Raymond Hawkins:        I really appreciate you reminding me. Obviously I’m in the data center business, I think of Cummins and I think of power generation in the data center space, but man, I forget you guys have marine applications and you have so many other uses for your generators. I appreciate getting reminded of that, that it’s a big business. It’s a big world out there and we in the data center space are just a slice of it, supporting it.

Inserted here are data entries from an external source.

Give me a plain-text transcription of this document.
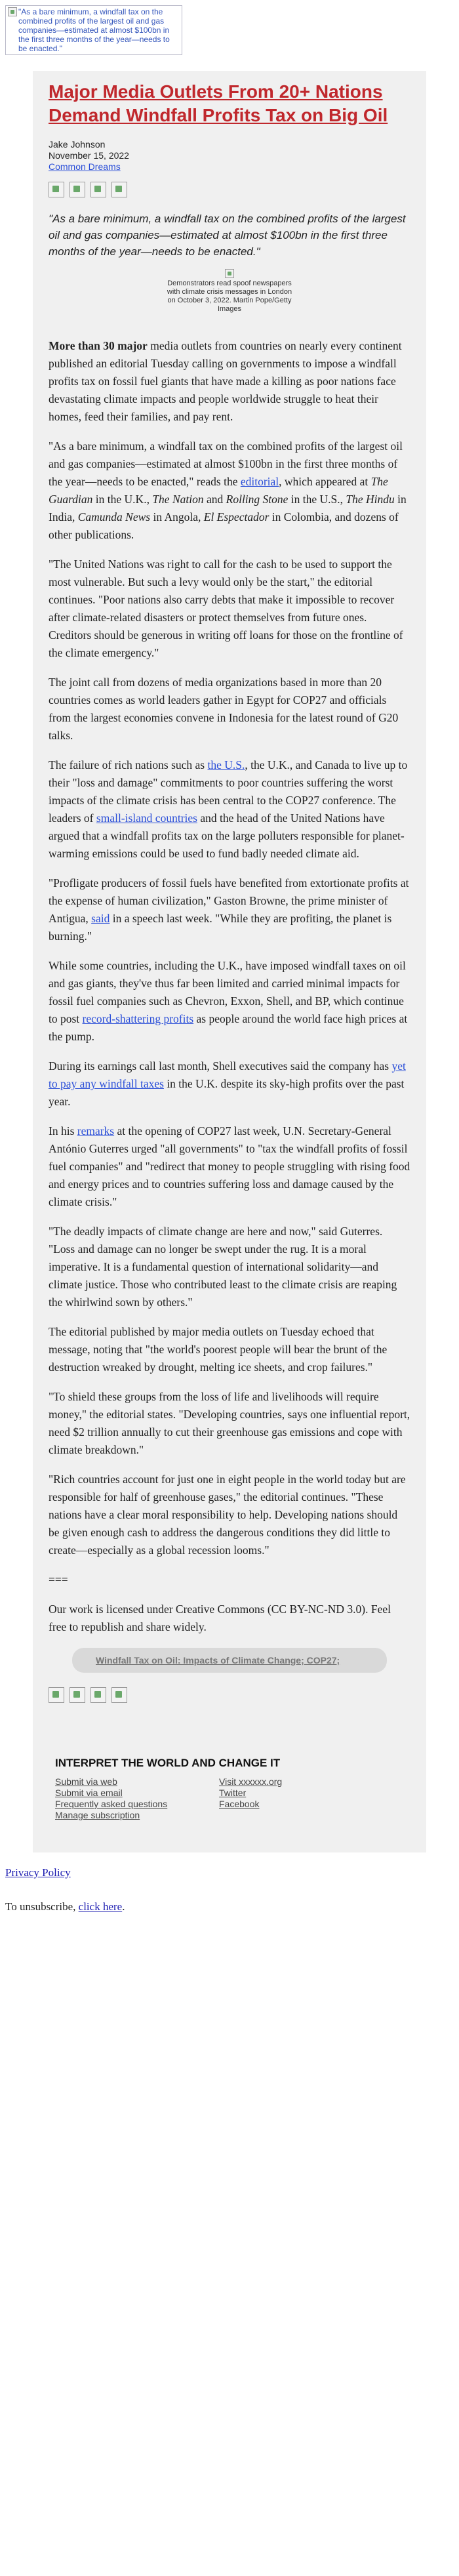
"As a bare minimum, a windfall tax on the combined profits of the largest oil and gas companies—estimated at almost $100bn in the first three months of the year—needs to be enacted."
Major Media Outlets From 20+ Nations Demand Windfall Profits Tax on Big Oil
Jake Johnson
November 15, 2022
Common Dreams
"As a bare minimum, a windfall tax on the combined profits of the largest oil and gas companies—estimated at almost $100bn in the first three months of the year—needs to be enacted."
Demonstrators read spoof newspapers with climate crisis messages in London on October 3, 2022. Martin Pope/Getty Images

More than 30 major media outlets from countries on nearly every continent published an editorial Tuesday calling on governments to impose a windfall profits tax on fossil fuel giants that have made a killing as poor nations face devastating climate impacts and people worldwide struggle to heat their homes, feed their families, and pay rent.

"As a bare minimum, a windfall tax on the combined profits of the largest oil and gas companies—estimated at almost $100bn in the first three months of the year—needs to be enacted," reads the editorial, which appeared at The Guardian in the U.K., The Nation and Rolling Stone in the U.S., The Hindu in India, Camunda News in Angola, El Espectador in Colombia, and dozens of other publications.

"The United Nations was right to call for the cash to be used to support the most vulnerable. But such a levy would only be the start," the editorial continues. "Poor nations also carry debts that make it impossible to recover after climate-related disasters or protect themselves from future ones. Creditors should be generous in writing off loans for those on the frontline of the climate emergency."

The joint call from dozens of media organizations based in more than 20 countries comes as world leaders gather in Egypt for COP27 and officials from the largest economies convene in Indonesia for the latest round of G20 talks.

The failure of rich nations such as the U.S., the U.K., and Canada to live up to their "loss and damage" commitments to poor countries suffering the worst impacts of the climate crisis has been central to the COP27 conference. The leaders of small-island countries and the head of the United Nations have argued that a windfall profits tax on the large polluters responsible for planet-warming emissions could be used to fund badly needed climate aid.

"Profligate producers of fossil fuels have benefited from extortionate profits at the expense of human civilization," Gaston Browne, the prime minister of Antigua, said in a speech last week. "While they are profiting, the planet is burning."

While some countries, including the U.K., have imposed windfall taxes on oil and gas giants, they've thus far been limited and carried minimal impacts for fossil fuel companies such as Chevron, Exxon, Shell, and BP, which continue to post record-shattering profits as people around the world face high prices at the pump.

During its earnings call last month, Shell executives said the company has yet to pay any windfall taxes in the U.K. despite its sky-high profits over the past year.

In his remarks at the opening of COP27 last week, U.N. Secretary-General António Guterres urged "all governments" to "tax the windfall profits of fossil fuel companies" and "redirect that money to people struggling with rising food and energy prices and to countries suffering loss and damage caused by the climate crisis."

"The deadly impacts of climate change are here and now," said Guterres. "Loss and damage can no longer be swept under the rug. It is a moral imperative. It is a fundamental question of international solidarity—and climate justice. Those who contributed least to the climate crisis are reaping the whirlwind sown by others."

The editorial published by major media outlets on Tuesday echoed that message, noting that "the world's poorest people will bear the brunt of the destruction wreaked by drought, melting ice sheets, and crop failures."

"To shield these groups from the loss of life and livelihoods will require money," the editorial states. "Developing countries, says one influential report, need $2 trillion annually to cut their greenhouse gas emissions and cope with climate breakdown."

"Rich countries account for just one in eight people in the world today but are responsible for half of greenhouse gases," the editorial continues. "These nations have a clear moral responsibility to help. Developing nations should be given enough cash to address the dangerous conditions they did little to create—especially as a global recession looms."

===

Our work is licensed under Creative Commons (CC BY-NC-ND 3.0). Feel free to republish and share widely.

Windfall Tax on Oil: Impacts of Climate Change; COP27;
INTERPRET THE WORLD AND CHANGE IT
Submit via web
Submit via email
Frequently asked questions
Manage subscription
Visit xxxxxx.org
Twitter
Facebook

Privacy Policy

To unsubscribe, click here.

                                    My friend from the Land of 10,000 Lakes and my fellow Auburn Tiger, Govi, I really, really appreciate you spending a few minutes with me here and letting us talk Cummins and talk in data centers and getting a little Auburn football in while we did it. So thank you for that, and I hope I can recruit you in my NCAA letter writing campaign to get our 2004 national champion finally recognized.

Govi Ramasamy:           Oh, I will. Thanks a lot, Raymond.

Raymond Hawkins:        Don’t thank-

Govi Ramasamy:           I appreciate you having me here. It is a dynamic industry and super excited to be here and working with each of our data center customers in figuring out what we can do to improve the industry in general.

Raymond Hawkins:        Yeah, we’re both lucky guys to get to be in this space at this time, that’s for sure.